The warning bells come in a few places.

  • Shooting vs Making: For his career Marvin is a 44.7 fg% guy, and for the season he's at 44.1 fg%, for this post-trade deadline stretch he's at 41.2 fg%. He's at 27.0 3pt% right now too. That is really low for a stretch big. Even his free throw shooting (a career 80% guy) is off, he's not at 72.0 ft%.
  • Effort: fouling isn't effort, but at least it means you are trying to stop the other guy even if you are breaking the rules to do so. He has gone from 3.3 fouls per 36 minutes this season down to 1.1 fouls per 36 minutes this season. Call me a caveman, but I don't want my power forward being so hands off.
  • Shot distribution: We've gone over how Marvin is taking more and more threes over anything else. It's true. It's even worse now. In this post trade deadline stretch he's now taking three pointers as over 40% of all the shots he takes, and when compounded with the fact that he gets to the line 1.0 times a game shows how far to one side of the equation he has become.

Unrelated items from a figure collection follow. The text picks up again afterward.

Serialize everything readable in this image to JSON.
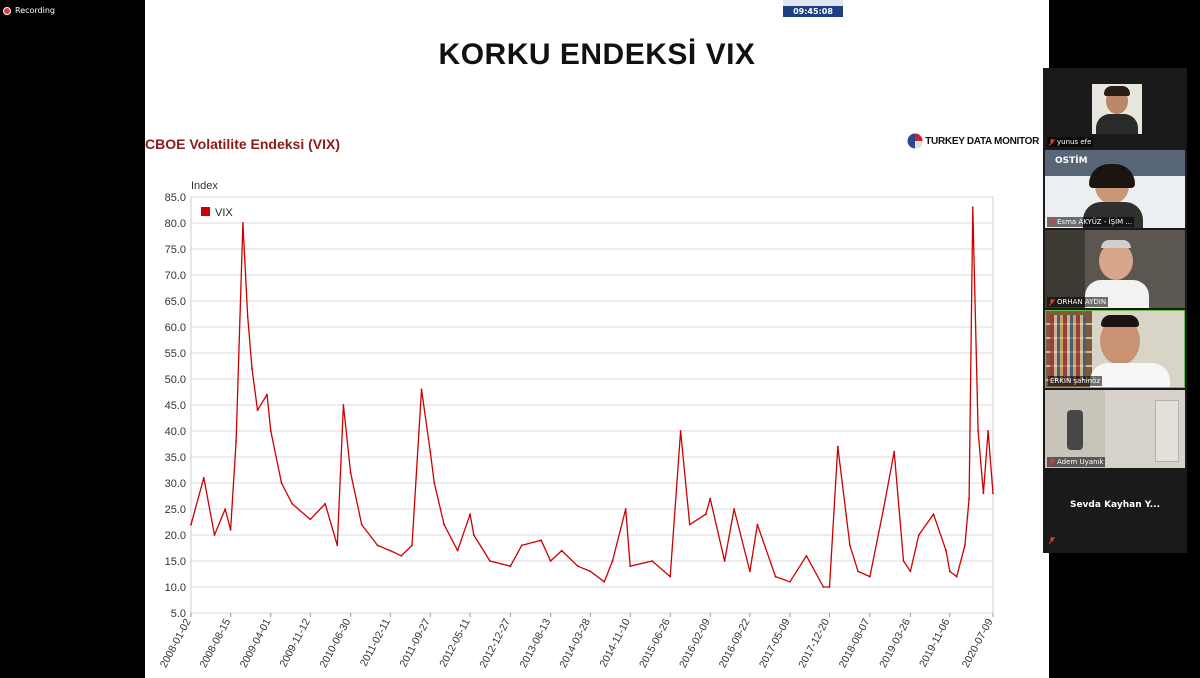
{
  "recording": {
    "label": "Recording"
  },
  "clock": {
    "time": "09:45:08"
  },
  "slide": {
    "title": "KORKU ENDEKSİ VIX",
    "chart_title": "CBOE Volatilite Endeksi (VIX)",
    "brand": "TURKEY DATA MONITOR"
  },
  "chart_data": {
    "type": "line",
    "ylabel": "Index",
    "ylim": [
      5,
      85
    ],
    "yticks": [
      "85.0",
      "80.0",
      "75.0",
      "70.0",
      "65.0",
      "60.0",
      "55.0",
      "50.0",
      "45.0",
      "40.0",
      "35.0",
      "30.0",
      "25.0",
      "20.0",
      "15.0",
      "10.0",
      "5.0"
    ],
    "x_ticks": [
      "2008-01-02",
      "2008-08-15",
      "2009-04-01",
      "2009-11-12",
      "2010-06-30",
      "2011-02-11",
      "2011-09-27",
      "2012-05-11",
      "2012-12-27",
      "2013-08-13",
      "2014-03-28",
      "2014-11-10",
      "2015-06-26",
      "2016-02-09",
      "2016-09-22",
      "2017-05-09",
      "2017-12-20",
      "2018-08-07",
      "2019-03-26",
      "2019-11-06",
      "2020-07-09"
    ],
    "legend": "top-left",
    "grid": true,
    "color": "#cc0000",
    "series": [
      {
        "name": "VIX",
        "x": [
          "2008-01-02",
          "2008-03-15",
          "2008-05-15",
          "2008-07-15",
          "2008-08-15",
          "2008-09-15",
          "2008-10-24",
          "2008-11-20",
          "2008-12-15",
          "2009-01-15",
          "2009-03-10",
          "2009-04-01",
          "2009-06-01",
          "2009-08-01",
          "2009-11-12",
          "2010-02-05",
          "2010-04-15",
          "2010-05-20",
          "2010-06-30",
          "2010-09-01",
          "2010-12-01",
          "2011-02-11",
          "2011-04-15",
          "2011-06-15",
          "2011-08-08",
          "2011-09-27",
          "2011-10-20",
          "2011-12-15",
          "2012-03-01",
          "2012-05-11",
          "2012-06-01",
          "2012-09-01",
          "2012-12-27",
          "2013-03-01",
          "2013-06-20",
          "2013-08-13",
          "2013-10-15",
          "2014-01-15",
          "2014-03-28",
          "2014-06-15",
          "2014-08-01",
          "2014-10-15",
          "2014-11-10",
          "2015-03-15",
          "2015-06-26",
          "2015-08-24",
          "2015-10-15",
          "2016-01-15",
          "2016-02-09",
          "2016-05-01",
          "2016-06-24",
          "2016-09-22",
          "2016-11-04",
          "2017-02-15",
          "2017-05-09",
          "2017-08-10",
          "2017-11-15",
          "2017-12-20",
          "2018-02-05",
          "2018-04-15",
          "2018-06-01",
          "2018-08-07",
          "2018-10-24",
          "2018-12-24",
          "2019-02-15",
          "2019-03-26",
          "2019-05-13",
          "2019-08-05",
          "2019-10-15",
          "2019-11-06",
          "2019-12-15",
          "2020-01-31",
          "2020-02-24",
          "2020-03-16",
          "2020-04-15",
          "2020-05-15",
          "2020-06-11",
          "2020-07-09"
        ],
        "values": [
          22,
          31,
          20,
          25,
          21,
          38,
          80,
          62,
          52,
          44,
          47,
          40,
          30,
          26,
          23,
          26,
          18,
          45,
          32,
          22,
          18,
          17,
          16,
          18,
          48,
          36,
          30,
          22,
          17,
          24,
          20,
          15,
          14,
          18,
          19,
          15,
          17,
          14,
          13,
          11,
          15,
          25,
          14,
          15,
          12,
          40,
          22,
          24,
          27,
          15,
          25,
          13,
          22,
          12,
          11,
          16,
          10,
          10,
          37,
          18,
          13,
          12,
          25,
          36,
          15,
          13,
          20,
          24,
          17,
          13,
          12,
          18,
          27,
          83,
          40,
          28,
          40,
          28
        ]
      }
    ]
  },
  "participants": [
    {
      "name": "yunus efe"
    },
    {
      "name": "Esma AKYÜZ - İŞİM ..."
    },
    {
      "name": "ORHAN AYDIN"
    },
    {
      "name": "ERKİN şahinöz"
    },
    {
      "name": "Adem Uyanık"
    },
    {
      "name": "Sevda  Kayhan  Y..."
    }
  ],
  "colors": {
    "line": "#cc0000",
    "title_red": "#8b1a1a",
    "clock_bg": "#1d3f86"
  }
}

It's not all bad, two of his best games of the season happened during these last 22 games (Feb 24th vs Boston, Mar 10th, vs Atlanta). But most of it is bad. His shooting is gone. His effort looks low. He is playing fewer and fewer minutes. And he's not finishing strong. If recency bias is real, then finishing the season shooting .412 / .270 / .720 as a guy looking to play in his 10th year in the league is going to hurt him.

And that really sucks for me, an unashamed Marvin Williams fan. (If I bought jerseys, his would be one of the ones I would buy this season) This may also mean that he's not going to command top dollar on the free agent market. Which means the Jazz should be able to get him back if they want him. I don't know if Marvin wants to be back (I'm sure he'll not say no though), but his play after not being traded could be an indication of a big let down. Maybe he wanted to go to a contender? Maybe his agent told him he would have a better chance at a longer contract if he latched on and had a good playoff run?

I don't know.

I do know that Marvin has an uncertain future. This is his first real free agency period of his life. His rookie contract was set by the rookie scale from his draft spot. He had enough promise that it was a no-brainer to pay him after his rookie contract was set to expire, and extending him for so long only made sense because of how young he was. Now all of that has changed.

He had a great bounce back season, even if I believe he's not being used correctly. I think he has plenty to give a good team or an up and coming one. And I would not hesitate to try to bring him back. Jazz GM Dennis Lindsey will probably be more preoccupied right now with a) the NBA Draft, b) Gordon Hayward 's RFA status, and c) the possible extensions for Alec Burks and Enes Kanter. Marvin is down on the list for sure.

But he's on my list. And while I don't have high hopes for him to turn it around and have a stand out contract year, I do think that he could be a nice part of what we do in the immediate future -- as a bench player spelling either the SF or PF and taking advantage of mismatches more.

I like Marvin. I still believe that some of his potential is still there. He's not going to be a world beater, but he's a great example of how crazy the NBA draft process is. I don't know what his future holds. And by his play after the trade deadline, I don't think anyone does either.